The dog took a deep breath,
filled himself up,
you could nearly count his ribs,
and then,
all of a sudden,
he let it down his nose in one snot
and demolished three-quarters of an acre of skyscrapers.
You could see the little particles of ashes
rising up between you and the light of the lamp,
and you could see Malfil's face,
and it was like the map of South America.
Well, there were Bresnahans there that night
who had brothers in the Bronx,
Sheehan's who had sisters in Staten Island,
and the Coe's who had cousins in Queens.
Not to mind those with relations in Brooklyn,
Yonkers and the Jersey Shore.
T'was like a pantomime,
they all wanting to know where their people were living.
But Mick told them,
as all these places were outside the island of Manhattan,
up the Hudson and down the bay,
turn to Coney and Rockaway,
the chairs had to be pulled back,
and more ashes brought out.
In the middle of this activity,
the cat hopped off the hob
and marched up Fifth Avenue.
You'd think it was Patrick's day.
We began to call the cat
in case she'd bring the ashes and her pads all over the house,
and the dog woke up when he heard us talking to the cat,
thinking that he was being left out of something.
The dog got up and walked over
and sat down in the middle of the Bronx
and began to wag his tail.
Now the ashes began to rise,
and Mick the Fiddler knew the fat was in the fire,
so he started to call the dog,
says, says, says, says, says, says,
nice doggy,
nice doggy,
and the dog,
a big, soft, half-full of a sheepdog,
to show his friendship,
he sent his tail around like a propeller,
churning up the ashes
until you couldn't see your finger in front of your face.

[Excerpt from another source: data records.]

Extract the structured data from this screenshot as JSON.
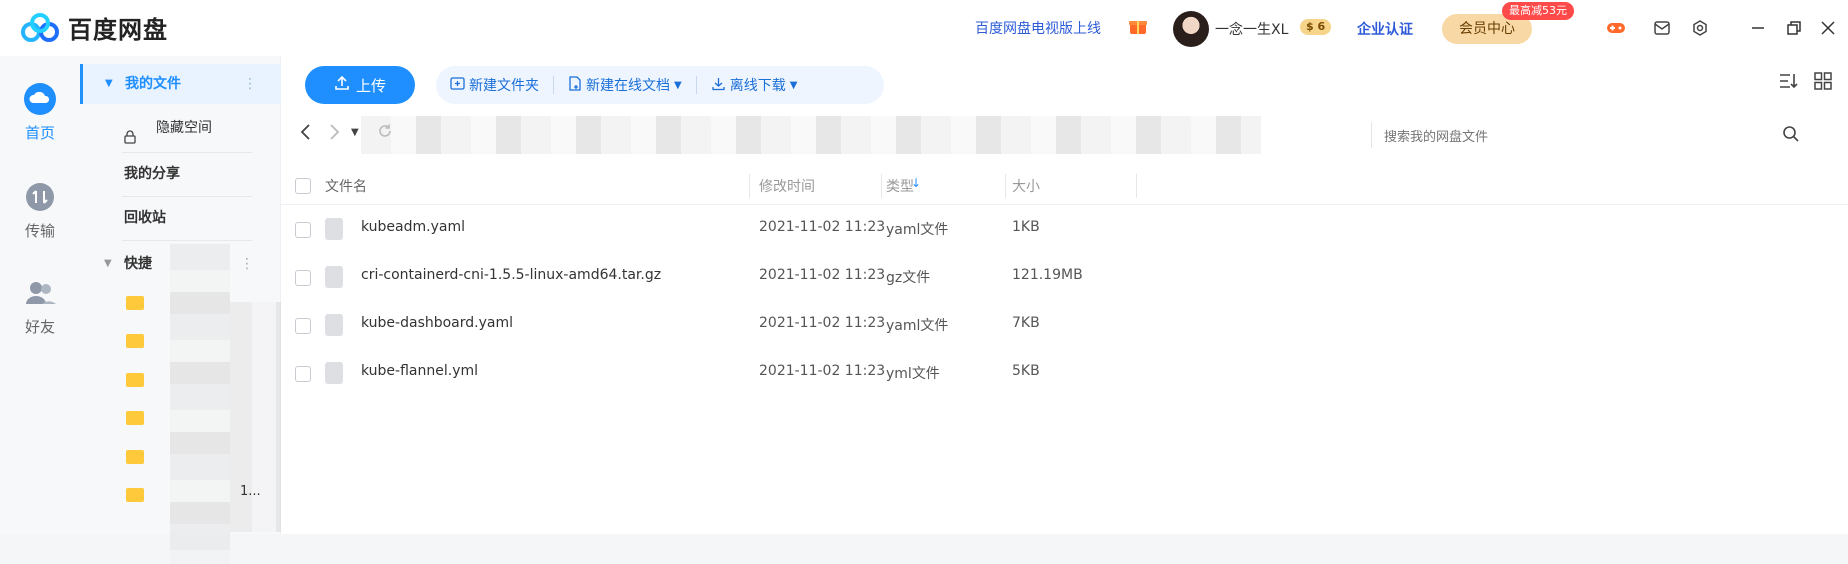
{
  "app": {
    "logo_text": "百度网盘"
  },
  "header": {
    "promo_link": "百度网盘电视版上线",
    "username": "一念一生XL",
    "vip_badge": "$ 6",
    "enterprise": "企业认证",
    "member_button": "会员中心",
    "member_tag": "最高减53元"
  },
  "leftnav": {
    "items": [
      {
        "label": "首页",
        "icon": "cloud-icon"
      },
      {
        "label": "传输",
        "icon": "transfer-icon"
      },
      {
        "label": "好友",
        "icon": "friends-icon"
      }
    ]
  },
  "sidebar": {
    "my_files": "我的文件",
    "hidden_space": "隐藏空间",
    "my_share": "我的分享",
    "recycle": "回收站",
    "quick_access": "快捷",
    "truncated_item": "1..."
  },
  "toolbar": {
    "upload": "上传",
    "new_folder": "新建文件夹",
    "new_doc": "新建在线文档",
    "offline_download": "离线下载"
  },
  "search": {
    "placeholder": "搜索我的网盘文件"
  },
  "table": {
    "headers": {
      "name": "文件名",
      "modified": "修改时间",
      "type": "类型",
      "size": "大小"
    },
    "rows": [
      {
        "name": "kubeadm.yaml",
        "modified": "2021-11-02 11:23",
        "type": "yaml文件",
        "size": "1KB"
      },
      {
        "name": "cri-containerd-cni-1.5.5-linux-amd64.tar.gz",
        "modified": "2021-11-02 11:23",
        "type": "gz文件",
        "size": "121.19MB"
      },
      {
        "name": "kube-dashboard.yaml",
        "modified": "2021-11-02 11:23",
        "type": "yaml文件",
        "size": "7KB"
      },
      {
        "name": "kube-flannel.yml",
        "modified": "2021-11-02 11:23",
        "type": "yml文件",
        "size": "5KB"
      }
    ]
  },
  "colors": {
    "accent": "#1f8fff",
    "link": "#2e5bd8",
    "member_bg": "#f8d9a5",
    "tag_red": "#ff4a4a"
  }
}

Out of this dense fog came Moll
filled with a sweeping brush,
and as I was the nearest one to her,
I got the first crack of it.
Ha ha, says she,
I'll give you the Bronx,
and I'll give you Chinatown,
the same as if she was the Mounted Police.
She cleared the kitchen.
We all spilled out the front door
like dirty water out of a bucket,
bringing to an abrupt ending
Mick the Fiddler's graphic description
of the island of Manhattan
and the state of New York
and the continent of America.
They went the low road.
I came the high road.
They crossed by the stepping stones.
I came over the bridge.
They were drowned,
and I was saved,
and all I ever got out of my storytelling
was shoes of brown paper
and stockings of thick milk.
I only know what I heard.
I only heard what was said,
and a lot of what was said was lies.